Plots the AIC- or LRT-values, derived from the estimation procedure.

See Also

cp_est() for main function of the package, cp_splines_plot() for penalized spline plots

Examples

# Example 1
# Plot AIC-values and potential cutpoints of the estimation process

# Create AIC values:
AIC_values <- c(1950:1910, 1910:1920, 1920:1880, 1880:1920)
AIC_values <- round(AIC_values + rnorm(length(AIC_values),
                   mean = 0, sd = 5), digits = 2)

# Create a cutpoint variable:
cpvariable_values <- matrix(NA, nrow = length(AIC_values), ncol = 2)
cpvariable_values[ ,1] <- c(1:length(AIC_values))

# Create a cutpoint object (cpobj):
cpobj <- list(AIC_values        = AIC_values,
              nb_of_cp          = 1,
              cpvariable_values = cpvariable_values,
              cpvarname         = "Cutpoint variable"
              )

cp_value_plot(cpobj, plotvalues = "AIC", dp.plot = 2, show_limit = TRUE)


# Example 2
# Splines plot based on data1
# The data set data1 is included in this package
cpobj <- cp_est(
  cpvarname    = "biomarker",
  covariates   = c("covariate_1", "covariate_2"),
  data         = data1,
  nb_of_cp     = 2,
  plot_splines = TRUE,
)
# Example 3
# Contour plot based on data1
# The data set data1 is included in this package
cpobj <- cp_est(
   cpvarname    = "biomarker",
   covariates   = c("covariate_1", "covariate_2"),
   data         = data1,
   nb_of_cp     = 2,
   plot_splines = FALSE,
)
cp_value_plot(cpobj, plotvalues = "AIC", plottype2cp = "contour")

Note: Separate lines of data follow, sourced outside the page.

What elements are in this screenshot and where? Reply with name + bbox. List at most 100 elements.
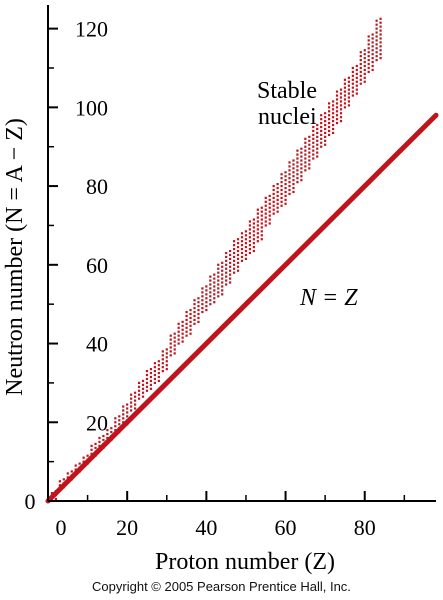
stable-nucleus-point xyxy=(213,285,216,288)
stable-nucleus-point xyxy=(312,137,315,140)
stable-nucleus-point xyxy=(236,257,240,261)
stable-nucleus-point xyxy=(351,94,354,97)
stable-nucleus-point xyxy=(197,316,200,320)
stable-nucleus-point xyxy=(292,163,295,166)
stable-nucleus-point xyxy=(240,244,244,247)
stable-nucleus-point xyxy=(296,169,299,172)
stable-nucleus-point xyxy=(264,224,267,227)
stable-nucleus-point xyxy=(98,444,101,447)
stable-nucleus-point xyxy=(169,338,172,341)
stable-nucleus-point xyxy=(201,310,204,314)
stable-nucleus-point xyxy=(248,224,252,227)
stable-nucleus-point xyxy=(280,177,283,180)
stable-nucleus-point xyxy=(316,139,319,142)
stable-nucleus-point xyxy=(201,303,204,306)
stable-nucleus-point xyxy=(252,230,255,233)
stable-nucleus-point xyxy=(363,53,366,56)
stable-nucleus-point xyxy=(343,102,347,105)
stable-nucleus-point xyxy=(209,303,212,306)
stable-nucleus-point xyxy=(161,354,164,357)
y-axis-title: Neutron number (N = A − Z) xyxy=(2,118,28,396)
stable-nucleus-point xyxy=(379,17,382,20)
stable-nucleus-point xyxy=(339,120,343,123)
stable-nucleus-point xyxy=(201,299,204,302)
stable-nucleus-point xyxy=(130,393,133,396)
stable-nucleus-point xyxy=(248,228,252,231)
stable-nucleus-point xyxy=(355,76,358,79)
stable-nucleus-point xyxy=(331,108,335,111)
stable-nucleus-point xyxy=(320,145,323,148)
stable-nucleus-point xyxy=(316,143,319,146)
stable-nucleus-point xyxy=(74,468,77,471)
stable-nucleus-point xyxy=(375,35,378,38)
y-tick-label: 100 xyxy=(75,95,108,120)
stable-nucleus-point xyxy=(244,234,248,237)
stable-nucleus-point xyxy=(331,104,335,107)
stable-nucleus-point xyxy=(134,407,137,410)
stable-nucleus-point xyxy=(82,460,85,463)
stable-nucleus-point xyxy=(379,29,382,32)
stable-nucleus-point xyxy=(339,100,343,103)
stable-nucleus-point xyxy=(371,33,374,36)
stable-nucleus-point xyxy=(284,183,287,186)
stable-nucleus-point xyxy=(185,334,188,337)
stable-nucleus-point xyxy=(197,308,200,312)
stable-nucleus-point xyxy=(98,436,101,440)
stable-nucleus-point xyxy=(292,159,295,162)
stable-nucleus-point xyxy=(153,366,156,369)
stable-nucleus-point xyxy=(264,220,267,223)
stable-nucleus-point xyxy=(205,293,208,296)
stable-nucleus-point xyxy=(335,114,339,117)
y-tick-label: 120 xyxy=(75,17,108,42)
stable-nucleus-point xyxy=(288,161,291,164)
stable-nucleus-point xyxy=(260,210,263,213)
stable-nucleus-point xyxy=(225,255,228,259)
stable-nucleus-point xyxy=(343,98,347,101)
stable-nucleus-point xyxy=(236,238,240,241)
stable-nucleus-point xyxy=(134,403,137,406)
stable-nucleus-point xyxy=(296,149,299,152)
stable-nucleus-point xyxy=(252,249,255,253)
stable-nucleus-point xyxy=(339,104,343,107)
stable-nucleus-point xyxy=(177,326,180,329)
stable-nucleus-point xyxy=(248,220,252,223)
stable-nucleus-point xyxy=(122,417,125,420)
n-equals-z-line xyxy=(45,112,439,504)
stable-nucleus-point xyxy=(256,232,259,235)
stable-nucleus-point xyxy=(375,31,378,34)
stable-nucleus-point xyxy=(292,175,295,178)
axes xyxy=(47,5,436,502)
stable-nucleus-point xyxy=(106,436,109,440)
stable-nucleus-point xyxy=(284,198,287,201)
stable-nucleus-point xyxy=(201,307,204,310)
stable-nucleus-point xyxy=(193,318,196,322)
stable-nucleus-point xyxy=(335,102,339,105)
stable-nucleus-point xyxy=(335,94,339,97)
stable-nucleus-point xyxy=(284,186,287,190)
stable-nucleus-point xyxy=(225,259,228,262)
stable-nucleus-point xyxy=(375,23,378,26)
stable-nucleus-point xyxy=(343,82,347,85)
stable-nucleus-point xyxy=(324,139,327,142)
stable-nucleus-point xyxy=(221,261,224,264)
x-tick-label: 40 xyxy=(195,515,217,540)
stable-nucleus-point xyxy=(256,212,259,215)
stable-nucleus-point xyxy=(122,409,125,412)
stable-nucleus-point xyxy=(367,43,370,46)
stable-nucleus-point xyxy=(221,289,224,292)
stable-nucleus-point xyxy=(343,86,347,89)
stable-nucleus-point xyxy=(371,49,374,52)
stable-nucleus-point xyxy=(359,51,362,54)
stable-nucleus-point xyxy=(371,41,374,44)
stable-nucleus-point xyxy=(205,301,208,304)
stable-nucleus-point xyxy=(229,281,232,284)
stable-nucleus-point xyxy=(347,100,350,103)
stable-nucleus-point xyxy=(189,312,192,316)
stable-nucleus-point xyxy=(244,253,248,257)
stable-nucleus-point xyxy=(324,112,327,115)
stable-nucleus-point xyxy=(153,381,156,385)
stable-nucleus-point xyxy=(375,43,378,46)
stable-nucleus-point xyxy=(225,251,228,255)
stable-nucleus-point xyxy=(114,429,117,432)
stable-nucleus-point xyxy=(320,129,323,133)
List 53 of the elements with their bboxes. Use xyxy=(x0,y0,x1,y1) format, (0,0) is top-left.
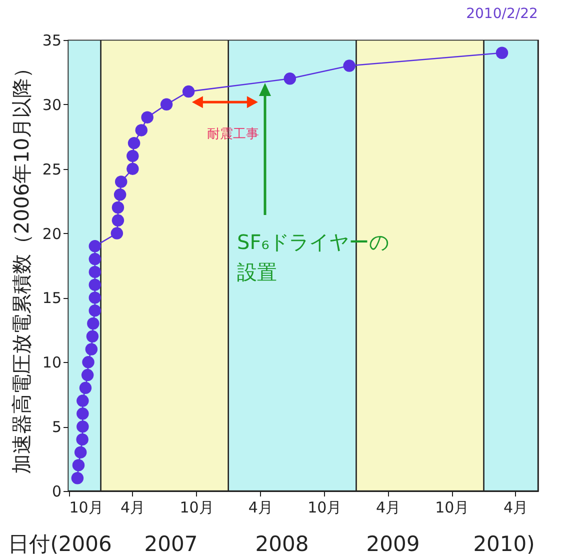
point xyxy=(82,356,94,368)
x-tick-label: 4月 xyxy=(376,498,401,516)
point xyxy=(88,278,102,291)
point xyxy=(76,433,88,446)
text: 日付(2006 2007 2008 2009 2010) xyxy=(8,532,535,554)
point xyxy=(160,98,173,111)
point xyxy=(85,343,98,356)
y-tick-label: 20 xyxy=(42,224,62,243)
point xyxy=(88,252,102,266)
point xyxy=(128,136,140,150)
point xyxy=(284,72,296,85)
point xyxy=(110,227,124,240)
point xyxy=(88,240,102,252)
point xyxy=(71,472,84,484)
x-tick-label: 10月 xyxy=(308,498,342,516)
y-axis-title: 加速器高電圧放電累積数（2006年10月以降） xyxy=(9,58,34,474)
y-tick-label: 35 xyxy=(42,32,62,50)
y-tick-label: 0 xyxy=(52,482,62,500)
point xyxy=(76,408,89,420)
y-tick-label: 5 xyxy=(52,418,62,436)
y-tick-label: 10 xyxy=(42,354,62,372)
point xyxy=(182,85,195,98)
annotation: 2010/2/22 xyxy=(466,6,538,22)
point xyxy=(88,292,102,304)
point xyxy=(112,201,124,214)
point xyxy=(141,111,154,124)
point xyxy=(126,162,139,175)
point xyxy=(86,330,99,342)
point xyxy=(76,420,89,433)
point xyxy=(496,46,508,59)
point xyxy=(126,150,139,162)
y-tick-label: 15 xyxy=(42,289,62,308)
x-tick-label: 10月 xyxy=(69,498,104,516)
point xyxy=(112,214,124,227)
point xyxy=(135,124,148,136)
point xyxy=(87,317,100,330)
x-tick-label: 4月 xyxy=(120,498,146,516)
x-tick-label: 10月 xyxy=(180,498,214,516)
point xyxy=(79,382,92,394)
point xyxy=(88,304,102,317)
point xyxy=(81,368,94,382)
point xyxy=(343,60,356,72)
x-tick-label: 4月 xyxy=(248,498,273,516)
y-tick-label: 30 xyxy=(42,96,62,114)
point xyxy=(114,176,128,188)
point xyxy=(88,266,102,278)
point xyxy=(72,459,85,472)
point xyxy=(114,188,126,201)
x-tick-label: 4月 xyxy=(504,498,528,516)
x-tick-label: 10月 xyxy=(435,498,470,516)
y-tick-label: 25 xyxy=(42,160,62,178)
point xyxy=(74,446,87,458)
point xyxy=(76,394,89,407)
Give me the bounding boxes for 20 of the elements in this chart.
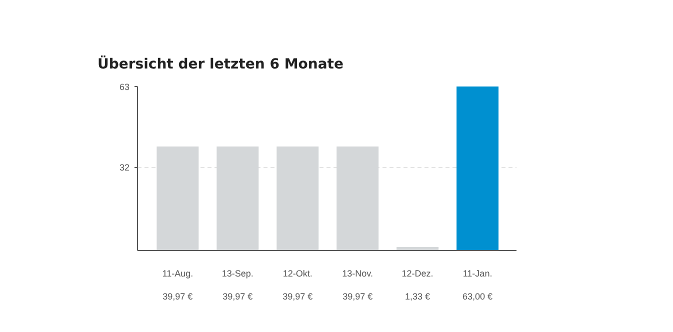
data-label: 1,33 € (405, 292, 430, 302)
data-label: 39,97 € (282, 292, 313, 302)
x-tick-label: 13-Nov. (342, 268, 374, 278)
bar (276, 146, 319, 250)
bar (456, 86, 499, 250)
bar (156, 146, 199, 250)
data-label: 63,00 € (462, 292, 493, 302)
x-tick-label: 13-Sep. (222, 268, 254, 278)
data-label: 39,97 € (222, 292, 253, 302)
x-tick-label: 12-Dez. (402, 268, 434, 278)
bar (336, 146, 379, 250)
chart-title: Übersicht der letzten 6 Monate (98, 56, 344, 72)
y-tick-label: 63 (119, 82, 130, 92)
data-label: 39,97 € (162, 292, 193, 302)
y-tick-label: 32 (119, 162, 130, 173)
x-tick-label: 11-Aug. (162, 268, 194, 278)
x-tick-label: 11-Jan. (462, 268, 492, 278)
bar (216, 146, 259, 250)
x-tick-label: 12-Okt. (282, 268, 312, 278)
data-label: 39,97 € (342, 292, 373, 302)
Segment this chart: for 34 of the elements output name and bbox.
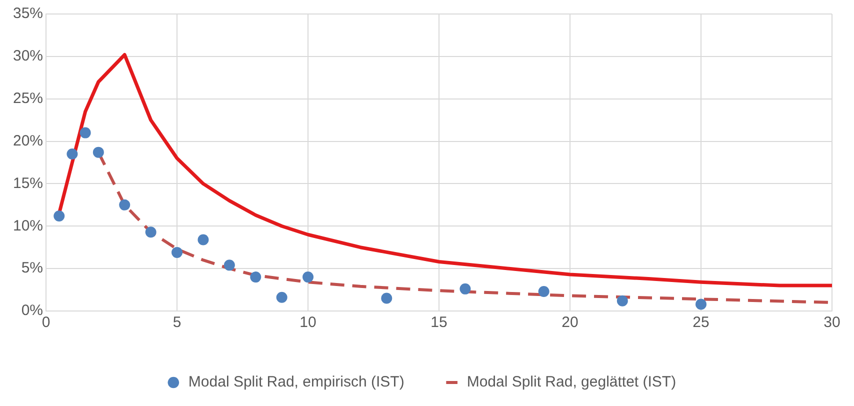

Dataset for testing the cutpoint estimating function: cp_est

Description

A dataset containing data for testing the estimating of one or two cutpoints

Usage

data(data1)

Format

"data1"

A data frame with 100 rows and 5 variables:

biomarker

numeric from 1 to 257

covariate_1

numeric, from 4.25 to 12.33, with effect of the cutpoint of the biomarker

covariate_2

numeric, from 465 to 1205, with no or small effect of the cutpoint of the biomarker

time

numeric, from 3 to 328

event

numeric, 0 or 1

Author(s)

Jan Porthun

Source

Self-generated example data

Examples

data(data1)


Dataset for testing the ushape argument of cp_est function

Description

A dataset containing data for testing the ushape argument of cp_est function.

Usage

data(data2_ushape)

Format

"data2_ushape"

A data frame with 200 rows and 4 variables:

biomarker

numeric from 1e-04 to 4.7

covariate_1

numeric, from 8.07e-05 to 1.90

time

numeric, from 0.002 to 5.09

event

numeric, 0 or 1

Author(s)

Jan Porthun

Source

Self-generated example data

Examples

data(data2_ushape)


Combine Factors

Description

Intern function, used for creation of a matrix with all factor combinations of the cutpoint-variable

Usage

factors_combine(bandwith = 0.1, nb_of_cp = 1, nrm, symtails = FALSE)

Arguments

bandwith

numeric, determines the minimum size per group of the dichitomised variable

nb_of_cp

numeric, number of cutpoints searching for

nrm

numeric, number of rows in cpdata after removing observations with missing values in biomarker

symtails

logical, if TRUE the tails of the dichotomised variable are symmetrical

Value

All factor combinations of the dichotomized variable.